Plan a Summer Vacation
by Jonathan Sweet
The family vacation is a summer tradition. Whether it’s driving cross country or taking a quick weekend trip, here’s a step-by-step guide to making it, if not painless, at least a little easier. Pack your bags, load up the family roadster and hit the trail.
Step 1 What’s your budget?
Before thinking about anything else, figure out how much you can — or want to — spend on a summer vacation. That will help you decide how long you can afford to travel, where you can go and where you can stay. Be sure to include money for lodging, food, transportation, entertainment, activities and plenty of souvenirs.
Step 2 Decide where you want to go
Think about where you went on your last summer vacation, where you want to go this year and what you want to see. If you have children, take into consideration what they want to do as well as the adults; finding a destination that keeps everyone happy is the key to a great vacation.
Theme parks can be fun for everyone, but can also take a big bite out of your budget. Look for deals online. Sea World and many other parks offer a reduced price children’s ticket for every full-price adult ticket you buy. Many parks also offer lodging, food and admission packages that can save you a lot of money. Make sure to check all the package details, though, so you don’t pay for things you won’t use.
Take advantage of your tax dollars for a fun, educational and budget-friendly summer vacation. Hundreds of national, state and local parks, museums and historical sites offer free and discounted admission. Washington, DC, for example, has dozens of free attractions like the Smithsonian, the National Zoo, the new U.S. Capitol Visitor Center and countless memorials.
Step 3 Figure out how to get there
Depending on the destination, driving is usually the least expensive way to travel on a summer vacation — especially if you’re taking three or more people. AAA offers a fuel cost calculator that can help you make the decision.
Piloting the family car on a long trip can be a memorable family experience, but young kids can get antsy sitting for hours in the car. Flying offers its own stresses, too, so weigh all your options before deciding. Don’t rule out traveling by train or bus, which combine scenic benefits with the ease of flying.
Step 4 Pick your lodging
Assuming you can’t — or don’t want to — stay with family, you’ve got a lot of options for where to stay, from campgrounds to hotels to motels and resorts.
Camping certainly has its advantages. It’s less expensive and can be a lot of fun for children. National and state parks sometimes offer free campsites. You can check availability and pricing of all national park campgrounds online.

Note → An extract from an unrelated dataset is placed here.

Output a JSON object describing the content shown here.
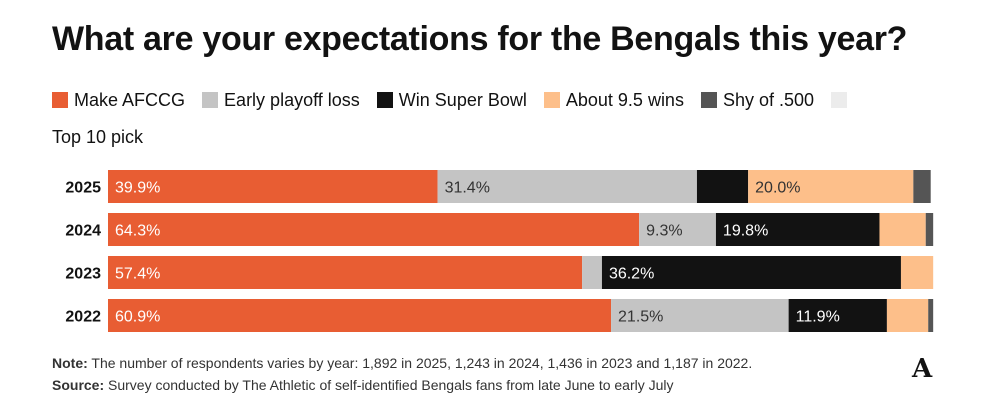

If the outdoors isn’t for you, the great indoors offers many options. Think carefully about what amenities you want in a hotel, resort or other lodging. Features like a pool or game room can be crucial for keeping kids happy after a long day of sightseeing or driving. Most mid-grade hotels offer free breakfast, which can add up to big savings over the course of a long summer vacation. Consider extended stay hotels with a kitchen if you want to save money by cooking your own meals.

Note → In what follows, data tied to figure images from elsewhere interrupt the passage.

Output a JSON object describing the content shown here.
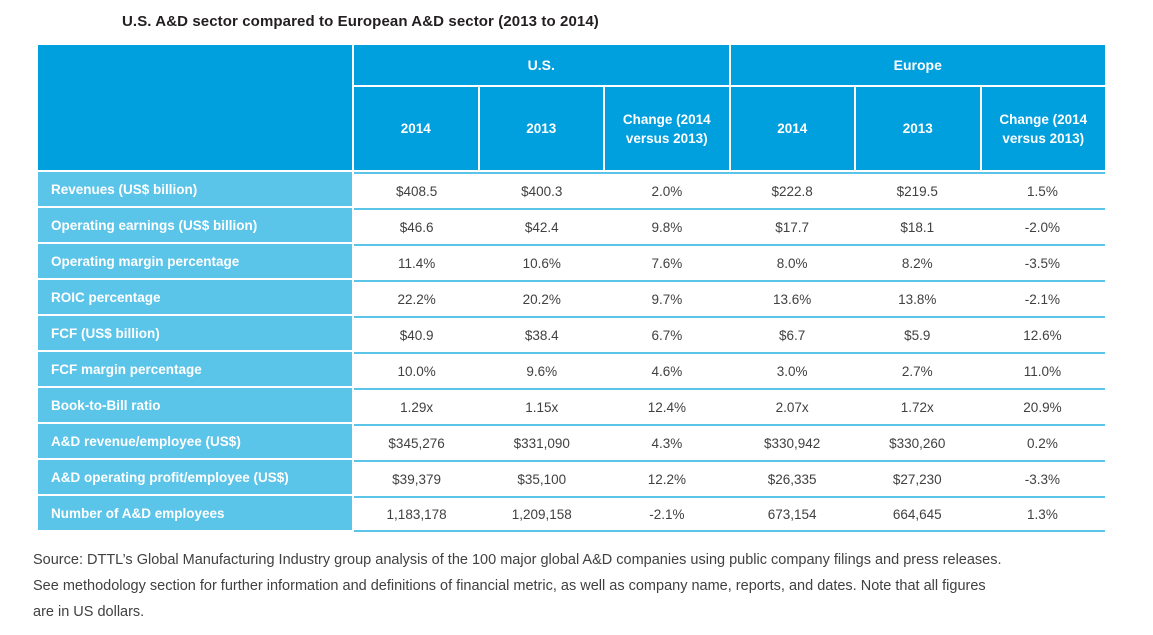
{
  "colors": {
    "header_blue": "#009FDE",
    "row_blue": "#5BC4E9",
    "body_text": "#414042"
  },
  "chart_data": {
    "type": "table",
    "title": "U.S. A&D sector compared to European A&D sector (2013 to 2014)",
    "column_groups": [
      {
        "label": "U.S."
      },
      {
        "label": "Europe"
      }
    ],
    "columns": [
      "2014",
      "2013",
      "Change (2014 versus 2013)",
      "2014",
      "2013",
      "Change (2014 versus 2013)"
    ],
    "rows": [
      {
        "label": "Revenues (US$ billion)",
        "values": [
          "$408.5",
          "$400.3",
          "2.0%",
          "$222.8",
          "$219.5",
          "1.5%"
        ]
      },
      {
        "label": "Operating earnings (US$ billion)",
        "values": [
          "$46.6",
          "$42.4",
          "9.8%",
          "$17.7",
          "$18.1",
          "-2.0%"
        ]
      },
      {
        "label": "Operating margin percentage",
        "values": [
          "11.4%",
          "10.6%",
          "7.6%",
          "8.0%",
          "8.2%",
          "-3.5%"
        ]
      },
      {
        "label": "ROIC percentage",
        "values": [
          "22.2%",
          "20.2%",
          "9.7%",
          "13.6%",
          "13.8%",
          "-2.1%"
        ]
      },
      {
        "label": "FCF (US$ billion)",
        "values": [
          "$40.9",
          "$38.4",
          "6.7%",
          "$6.7",
          "$5.9",
          "12.6%"
        ]
      },
      {
        "label": "FCF margin percentage",
        "values": [
          "10.0%",
          "9.6%",
          "4.6%",
          "3.0%",
          "2.7%",
          "11.0%"
        ]
      },
      {
        "label": "Book-to-Bill ratio",
        "values": [
          "1.29x",
          "1.15x",
          "12.4%",
          "2.07x",
          "1.72x",
          "20.9%"
        ]
      },
      {
        "label": "A&D revenue/employee (US$)",
        "values": [
          "$345,276",
          "$331,090",
          "4.3%",
          "$330,942",
          "$330,260",
          "0.2%"
        ]
      },
      {
        "label": "A&D operating profit/employee (US$)",
        "values": [
          "$39,379",
          "$35,100",
          "12.2%",
          "$26,335",
          "$27,230",
          "-3.3%"
        ]
      },
      {
        "label": "Number of A&D employees",
        "values": [
          "1,183,178",
          "1,209,158",
          "-2.1%",
          "673,154",
          "664,645",
          "1.3%"
        ]
      }
    ],
    "source_note_lines": [
      "Source: DTTL’s Global Manufacturing Industry group analysis of the 100 major global A&D companies using public company filings and press releases.",
      "See methodology section for further information and definitions of financial metric, as well as company name, reports, and dates. Note that all figures",
      "are in US dollars."
    ]
  }
}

Check discount sites like Priceline and Hotwire for lodging deals, but be aware that while you can save a lot of money, you won’t always get to pick all the amenities you want.
Step 5 Plan your itinerary
Once you’ve decided where you’re going, where you’re staying and how you’re getting there, put together a schedule of planned activities — especially those that require reservations or advance tickets. Get everyone involved and make it a fun part of the planning process. Be realistic, plan something for everyone but leave some time open for unplanned fun, too. Some of the best summer vacation memories can be made doing spur-of-the-moment activities.
Step 6 Make a list and pack your bags
Avoid having to buy essentials such as deodorant or suntan lotion — which can be expensive depending on where you go on summer vacation — by making a list before you pack. The last few days before a vacation can be hectic, so work on the list ahead of time to avoid unnecessary stress. Keep track of everything you use from the time you wake up to the time you go to bed on a typical day. Eliminate anything you can do without while on vacation to lighten your luggage load. Include favorite books, magazines or toys for each family member — and don’t forget the camera. Pack a cooler with drinks, sandwiches and snacks if you’re traveling by car to save time and money stopping for food while on the road.
Step 7 Have fun
No matter how much you plan, things will go wrong. Flights get delayed, construction slows traffic and hotels lose reservations. It’s important to remember a summer vacation is an opportunity to spend some quality family time, so don’t expect everything to go perfectly. When you look back, you’ll want to recall the good parts of your summer vacations — not sibling fights in the back seat or arguments with hotel employees — so just relax and have fun. Remember that sometimes the best choice is to skip visiting the world’s largest ball of twine and just hit the hotel pool.